Problem Description
Given an array of worker hiring costs, you must conduct k hiring sessions. In each session you choose one worker from one of two candidate pools: the first "candidates" workers or the last "candidates" workers. The worker with the lowest cost is chosen; if costs are equal, the one with the lower index is chosen. When a worker is hired, the candidate pool from which the worker came is replenished from the remaining workers (if any). The goal is to determine the total cost to hire exactly k workers.
Key Insights
- Use two candidate pools (left and right) representing the first and last portions of the array.
- A min-heap (priority queue) efficiently retrieves the worker with the lowest cost; store (cost, index) to automatically break ties by index.
- Maintain two pointers to track the next potential candidate in the middle after each hire.
- Take care of overlapping when the candidate pools intersect.
Space and Time Complexity
Time Complexity: O(k log(candidates))
Space Complexity: O(candidates)
Solution
We use two min-heaps: one for the left candidate pool and one for the right candidate pool.

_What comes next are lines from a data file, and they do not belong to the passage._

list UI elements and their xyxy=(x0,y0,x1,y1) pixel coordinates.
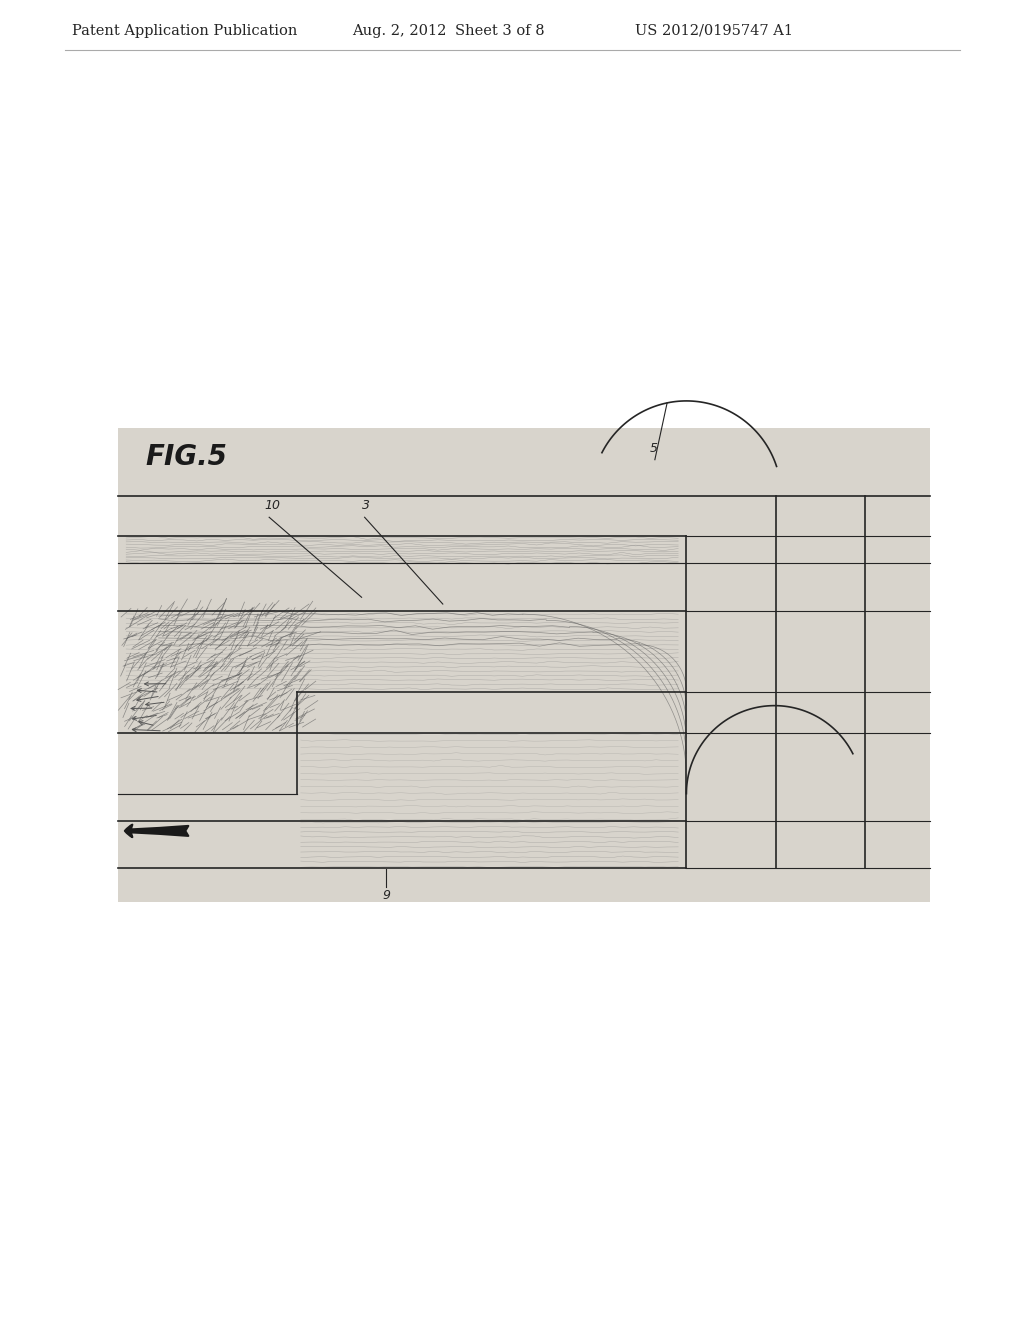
FancyBboxPatch shape xyxy=(118,428,930,902)
Text: Aug. 2, 2012: Aug. 2, 2012 xyxy=(352,24,446,38)
Text: 5: 5 xyxy=(650,442,657,454)
Text: 10: 10 xyxy=(264,499,281,512)
Text: US 2012/0195747 A1: US 2012/0195747 A1 xyxy=(635,24,793,38)
Text: Sheet 3 of 8: Sheet 3 of 8 xyxy=(455,24,545,38)
Text: Patent Application Publication: Patent Application Publication xyxy=(72,24,297,38)
Text: 9: 9 xyxy=(382,888,390,902)
Text: FIG.5: FIG.5 xyxy=(145,444,227,471)
Text: 3: 3 xyxy=(361,499,370,512)
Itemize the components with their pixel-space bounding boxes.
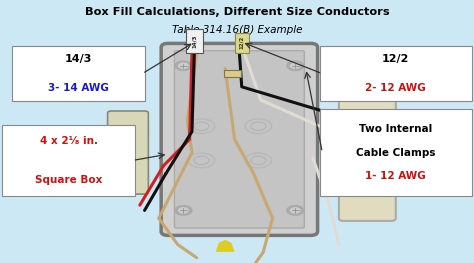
FancyBboxPatch shape xyxy=(320,109,472,196)
Circle shape xyxy=(287,61,304,70)
Text: 12/2: 12/2 xyxy=(382,54,410,64)
Text: Two Internal: Two Internal xyxy=(359,124,432,134)
FancyBboxPatch shape xyxy=(174,51,304,228)
Bar xyxy=(108,125,111,135)
Text: Box Fill Calculations, Different Size Conductors: Box Fill Calculations, Different Size Co… xyxy=(85,7,389,17)
Text: 14/3: 14/3 xyxy=(192,34,197,48)
Circle shape xyxy=(364,148,371,152)
Circle shape xyxy=(291,63,300,68)
Bar xyxy=(372,171,379,177)
Circle shape xyxy=(175,206,192,215)
Circle shape xyxy=(175,61,192,70)
Circle shape xyxy=(363,177,372,182)
FancyBboxPatch shape xyxy=(339,79,396,221)
FancyBboxPatch shape xyxy=(121,125,135,153)
Circle shape xyxy=(361,146,374,154)
Bar xyxy=(339,204,396,211)
Bar xyxy=(108,170,111,180)
Text: Cable Clamps: Cable Clamps xyxy=(356,148,436,158)
Bar xyxy=(356,117,362,123)
Circle shape xyxy=(291,208,300,213)
Bar xyxy=(235,33,249,53)
Bar xyxy=(145,125,148,135)
Text: Square Box: Square Box xyxy=(35,175,102,185)
Text: 2- 12 AWG: 2- 12 AWG xyxy=(365,83,426,93)
FancyBboxPatch shape xyxy=(108,111,148,194)
Circle shape xyxy=(179,208,188,213)
FancyBboxPatch shape xyxy=(2,125,135,196)
Text: 1- 12 AWG: 1- 12 AWG xyxy=(365,171,426,181)
Text: 14/3: 14/3 xyxy=(64,54,92,64)
Text: 3- 14 AWG: 3- 14 AWG xyxy=(48,83,109,93)
Text: Table 314.16(B) Example: Table 314.16(B) Example xyxy=(172,25,302,35)
Bar xyxy=(356,171,362,177)
Bar xyxy=(339,98,396,106)
Bar xyxy=(224,70,241,77)
Circle shape xyxy=(363,122,372,127)
Circle shape xyxy=(287,206,304,215)
Bar xyxy=(186,29,202,53)
FancyBboxPatch shape xyxy=(12,46,145,101)
FancyBboxPatch shape xyxy=(161,43,318,235)
Polygon shape xyxy=(217,241,234,251)
Circle shape xyxy=(179,63,188,68)
Text: 12/2: 12/2 xyxy=(239,36,244,49)
FancyBboxPatch shape xyxy=(320,46,472,101)
Bar xyxy=(372,117,379,123)
Text: 4 x 2¹⁄₈ in.: 4 x 2¹⁄₈ in. xyxy=(40,136,98,146)
Bar xyxy=(145,170,148,180)
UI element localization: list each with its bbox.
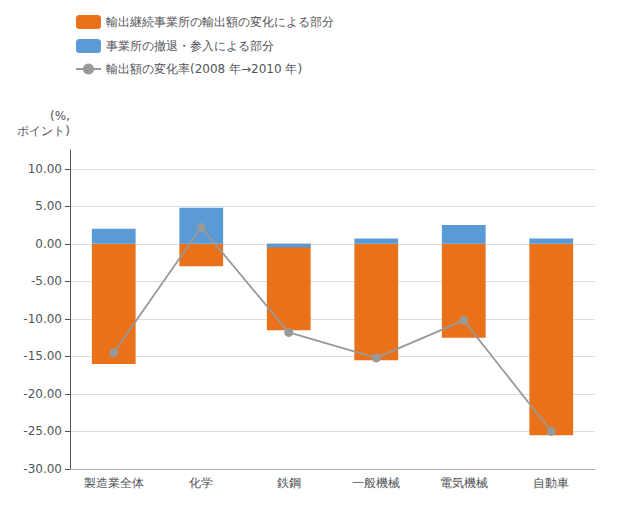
svg-text:-15.00: -15.00	[23, 349, 62, 363]
svg-text:5.00: 5.00	[35, 199, 62, 213]
svg-text:電気機械: 電気機械	[440, 476, 488, 490]
svg-text:-10.00: -10.00	[23, 312, 62, 326]
svg-text:自動車: 自動車	[533, 476, 569, 490]
svg-text:-20.00: -20.00	[23, 387, 62, 401]
svg-text:輸出額の変化率(2008 年→2010 年): 輸出額の変化率(2008 年→2010 年)	[106, 62, 302, 76]
svg-text:(%,: (%,	[50, 109, 70, 123]
svg-text:ポイント): ポイント)	[17, 124, 70, 138]
svg-text:-25.00: -25.00	[23, 424, 62, 438]
svg-text:一般機械: 一般機械	[352, 476, 400, 490]
svg-text:10.00: 10.00	[28, 162, 62, 176]
svg-text:事業所の撤退・参入による部分: 事業所の撤退・参入による部分	[106, 39, 274, 53]
svg-text:-30.00: -30.00	[23, 462, 62, 476]
svg-text:0.00: 0.00	[35, 237, 62, 251]
svg-text:鉄鋼: 鉄鋼	[277, 476, 301, 490]
svg-text:輸出継続事業所の輸出額の変化による部分: 輸出継続事業所の輸出額の変化による部分	[106, 15, 334, 29]
svg-text:-5.00: -5.00	[31, 274, 62, 288]
svg-text:製造業全体: 製造業全体	[84, 476, 144, 490]
svg-text:化学: 化学	[189, 476, 213, 490]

Initialize the left heap with the first "candidates" workers and the right heap with the last "candidates" workers (ensuring no overlap). For each hiring session (total k sessions), compare the top elements (lowest cost and then the smallest index) from both heaps. Once a worker is hired from a heap, if there are remaining workers outside the current candidate pool, add the next available worker from that side into the heap. This simulation approach with heaps efficiently retrieves the smallest cost candidate in each session.